Necip Hablemitoğlu suikastı soruşturmasıyla ilgili sosyal medya hesabından açıklamalar yapan Hablemitoğlu ailesinin avukatı Ersan Barkın, yargı sürecinin devamında hem faillerin zamanaşımı beklentisini ortadan kaldıran hem de ülkenin son 30-40 yılının ezberlerini dağıtacak bir iddia çıkacağını yazdı.
Aynı zamanda Sedat Peker’in de avukatlığını yapan Barkın, hem Hablemitoğlu ailesinin hem de Peker’in avukatlığını yapmasıyla ilgili kimi yorumlara da yanıt verdi.
Barkın şunları yazdı:
“Hablemitoğlu dosyası, benim yürüttüğüm dosyalarımdan biri değil, hayatıma ülkü ettiğim bir ‘dava’.
Hablemitoğlu ailesine bir evlat olarak aidiyetim hususunda da, aynı soyadını taşımak dışında, bir eksiğim yok. Dolayısıyla, avukatlık dosyadaki ‘şekli’ görevim.
Bugün itibariyle; namuslu, çalışkan ve zeki bir cumhuriyet savcısının yürüttüğü soruşturmaya elimden geldiğince katkı sağlamaya, Şengül Hablemitoğlu’nun dirayetinin, 16 yıldır, güvenle ve sebatla yanında olmaya çalışıyorum. ‘Yadırgamalara’ karşın buna olanak verdiği için, bin şükran.
Artık sonuçsuz gördüğümüz noktada soruşturmada sona gelindi. Bir yandan, ‘konsorsiyum örgüt’ün zamanaşımı beklentisini ortadan kaldıracak, diğer yandan da ülkenin son 30-40 yılının ezberlerini dağıtacak bir ‘iddia’ çıkacak ortaya. ‘Risk almaktan’ korkanlar bunu anlayamaz.
Bu noktada, son iki yıldır, iktidarı sarsıcı niteliği nedeniyle, Sedat Peker paylaşımlarından memnuniyet duyan, iddiaların peşine düşen ‘muhalif’ kişilerin, benim Sedat Peker’in avukatlığını yapmamı dillerine dolamalarını anlayamadığımı söylemeliyim.

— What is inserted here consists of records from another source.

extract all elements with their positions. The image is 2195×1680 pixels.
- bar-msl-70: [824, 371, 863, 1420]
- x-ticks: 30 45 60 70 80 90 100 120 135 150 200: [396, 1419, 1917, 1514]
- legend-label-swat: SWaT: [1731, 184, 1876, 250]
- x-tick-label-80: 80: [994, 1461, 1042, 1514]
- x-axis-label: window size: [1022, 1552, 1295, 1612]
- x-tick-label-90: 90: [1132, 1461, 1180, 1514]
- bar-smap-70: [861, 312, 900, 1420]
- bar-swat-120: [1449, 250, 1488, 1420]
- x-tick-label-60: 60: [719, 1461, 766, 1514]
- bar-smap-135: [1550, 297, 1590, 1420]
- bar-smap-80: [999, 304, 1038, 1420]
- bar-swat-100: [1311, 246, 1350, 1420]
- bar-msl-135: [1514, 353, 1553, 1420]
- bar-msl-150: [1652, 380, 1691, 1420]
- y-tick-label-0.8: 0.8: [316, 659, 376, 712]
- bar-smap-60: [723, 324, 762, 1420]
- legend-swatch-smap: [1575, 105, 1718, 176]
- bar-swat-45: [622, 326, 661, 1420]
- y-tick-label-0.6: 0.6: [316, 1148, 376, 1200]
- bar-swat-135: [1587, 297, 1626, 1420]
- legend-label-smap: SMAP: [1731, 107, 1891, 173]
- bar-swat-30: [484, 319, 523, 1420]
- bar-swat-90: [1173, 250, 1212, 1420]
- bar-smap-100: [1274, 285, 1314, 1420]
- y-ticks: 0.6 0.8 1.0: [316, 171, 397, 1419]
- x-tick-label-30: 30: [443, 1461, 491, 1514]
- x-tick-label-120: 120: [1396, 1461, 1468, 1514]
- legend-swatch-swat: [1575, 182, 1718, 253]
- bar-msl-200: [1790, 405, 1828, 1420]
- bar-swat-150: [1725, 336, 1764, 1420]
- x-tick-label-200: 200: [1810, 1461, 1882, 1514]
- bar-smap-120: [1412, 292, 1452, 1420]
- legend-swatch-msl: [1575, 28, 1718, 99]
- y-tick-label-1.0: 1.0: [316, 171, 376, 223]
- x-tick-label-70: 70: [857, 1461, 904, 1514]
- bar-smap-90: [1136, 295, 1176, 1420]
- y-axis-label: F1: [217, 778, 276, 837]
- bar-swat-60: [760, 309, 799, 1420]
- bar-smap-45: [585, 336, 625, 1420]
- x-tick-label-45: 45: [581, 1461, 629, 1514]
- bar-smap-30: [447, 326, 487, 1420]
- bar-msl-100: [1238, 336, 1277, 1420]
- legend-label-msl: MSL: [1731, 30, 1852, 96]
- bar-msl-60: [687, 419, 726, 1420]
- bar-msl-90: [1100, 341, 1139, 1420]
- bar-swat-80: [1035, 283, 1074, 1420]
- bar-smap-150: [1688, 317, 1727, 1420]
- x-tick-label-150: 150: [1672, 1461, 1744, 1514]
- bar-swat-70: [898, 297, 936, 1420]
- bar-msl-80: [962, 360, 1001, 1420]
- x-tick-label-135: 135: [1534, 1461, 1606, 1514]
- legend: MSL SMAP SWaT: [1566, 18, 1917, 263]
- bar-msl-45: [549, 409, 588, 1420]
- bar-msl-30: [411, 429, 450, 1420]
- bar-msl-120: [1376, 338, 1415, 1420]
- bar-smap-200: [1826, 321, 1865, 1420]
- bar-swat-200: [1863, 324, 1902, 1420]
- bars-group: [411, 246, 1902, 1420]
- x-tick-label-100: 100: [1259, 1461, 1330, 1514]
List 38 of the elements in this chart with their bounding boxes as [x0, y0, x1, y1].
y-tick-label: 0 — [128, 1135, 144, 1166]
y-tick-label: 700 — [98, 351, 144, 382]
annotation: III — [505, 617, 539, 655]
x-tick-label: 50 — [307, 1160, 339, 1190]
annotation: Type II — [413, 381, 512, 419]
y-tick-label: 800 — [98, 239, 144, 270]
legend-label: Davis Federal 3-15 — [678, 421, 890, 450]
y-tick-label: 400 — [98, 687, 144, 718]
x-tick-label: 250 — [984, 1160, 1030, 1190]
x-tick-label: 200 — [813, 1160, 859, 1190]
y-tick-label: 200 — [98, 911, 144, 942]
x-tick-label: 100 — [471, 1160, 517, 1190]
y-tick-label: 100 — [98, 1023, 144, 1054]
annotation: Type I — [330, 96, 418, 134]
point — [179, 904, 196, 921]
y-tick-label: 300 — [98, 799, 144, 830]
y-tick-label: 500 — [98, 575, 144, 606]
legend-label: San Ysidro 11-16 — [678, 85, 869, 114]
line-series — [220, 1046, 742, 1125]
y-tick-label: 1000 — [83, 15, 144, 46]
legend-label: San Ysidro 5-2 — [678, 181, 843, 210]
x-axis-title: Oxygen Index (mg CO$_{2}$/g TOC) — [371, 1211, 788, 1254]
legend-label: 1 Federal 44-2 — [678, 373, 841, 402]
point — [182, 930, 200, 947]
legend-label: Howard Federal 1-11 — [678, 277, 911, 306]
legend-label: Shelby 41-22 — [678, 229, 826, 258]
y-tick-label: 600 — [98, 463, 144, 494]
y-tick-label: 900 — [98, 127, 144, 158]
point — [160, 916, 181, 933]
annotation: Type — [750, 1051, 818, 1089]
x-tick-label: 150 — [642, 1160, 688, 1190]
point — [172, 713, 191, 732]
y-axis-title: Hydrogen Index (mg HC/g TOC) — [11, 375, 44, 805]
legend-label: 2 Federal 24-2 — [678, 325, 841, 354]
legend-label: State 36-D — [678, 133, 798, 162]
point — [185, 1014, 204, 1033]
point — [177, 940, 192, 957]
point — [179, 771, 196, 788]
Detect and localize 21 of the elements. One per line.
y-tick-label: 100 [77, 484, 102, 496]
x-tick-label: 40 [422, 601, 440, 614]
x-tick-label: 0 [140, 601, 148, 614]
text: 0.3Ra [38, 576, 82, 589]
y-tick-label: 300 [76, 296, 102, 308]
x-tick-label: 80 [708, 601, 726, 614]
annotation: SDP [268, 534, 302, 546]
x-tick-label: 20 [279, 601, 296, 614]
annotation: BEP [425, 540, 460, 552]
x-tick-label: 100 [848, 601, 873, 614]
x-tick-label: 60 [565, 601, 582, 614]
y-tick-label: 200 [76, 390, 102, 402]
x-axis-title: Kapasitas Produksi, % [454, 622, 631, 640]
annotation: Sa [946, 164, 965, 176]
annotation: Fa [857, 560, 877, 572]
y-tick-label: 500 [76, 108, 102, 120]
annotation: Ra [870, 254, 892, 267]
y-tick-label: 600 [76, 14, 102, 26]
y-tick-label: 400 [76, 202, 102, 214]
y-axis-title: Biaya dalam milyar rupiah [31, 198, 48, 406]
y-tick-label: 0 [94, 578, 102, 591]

‘Nasıl oluyor da, hem onun, hem bunun avukatı’ biçimindeki çıkışların duygularımda ve mesleki hayatımda yeri olmadığını söylemeliyim. Samimiyetle yapılan eleştiriler ise, sürekli kazanımlar elde etmemizi sağladıkları için elbette saygıya değer.
En çok yadırgadığını söyleyenler de, henüz kamuoyu bilmeden kendilerine Sedat Peker’in avukatlığını üstleneceğimi bildirdiğim kişiler. Başlangıçta buna saygı gösterenler, sonradan benim ‘içlerine sızmakla görevlendirildiğimi’ söylemeye kadar götürdü sözlerini.
Hayatlarındaki tüm konumlarını ‘stratejik’ olarak belirlemeyi ‘profesyonel’lik olarak görüp, dengeler değişince ‘uçak’ta yer bulanlar da aynı koro içinde.
Asıl ben yadırgıyorum. Asıl ben. Bizim bu ‘profesyonel’lik ve ‘ticaret’ içinde yerimiz yok.
Telefonla sorabileceği soruyu ve yüz yüzeyken en ağırını yapabileceği ‘eleştiri’yi, yazılarında yaparak benim ve temsil ettiğim kişiler nezdinde ‘kuşku’ yaratılması çabasını ise iyi niyetli görmüyorum. Hele bunlar emek verdiğim ve vermeye devam ettiklerimse.”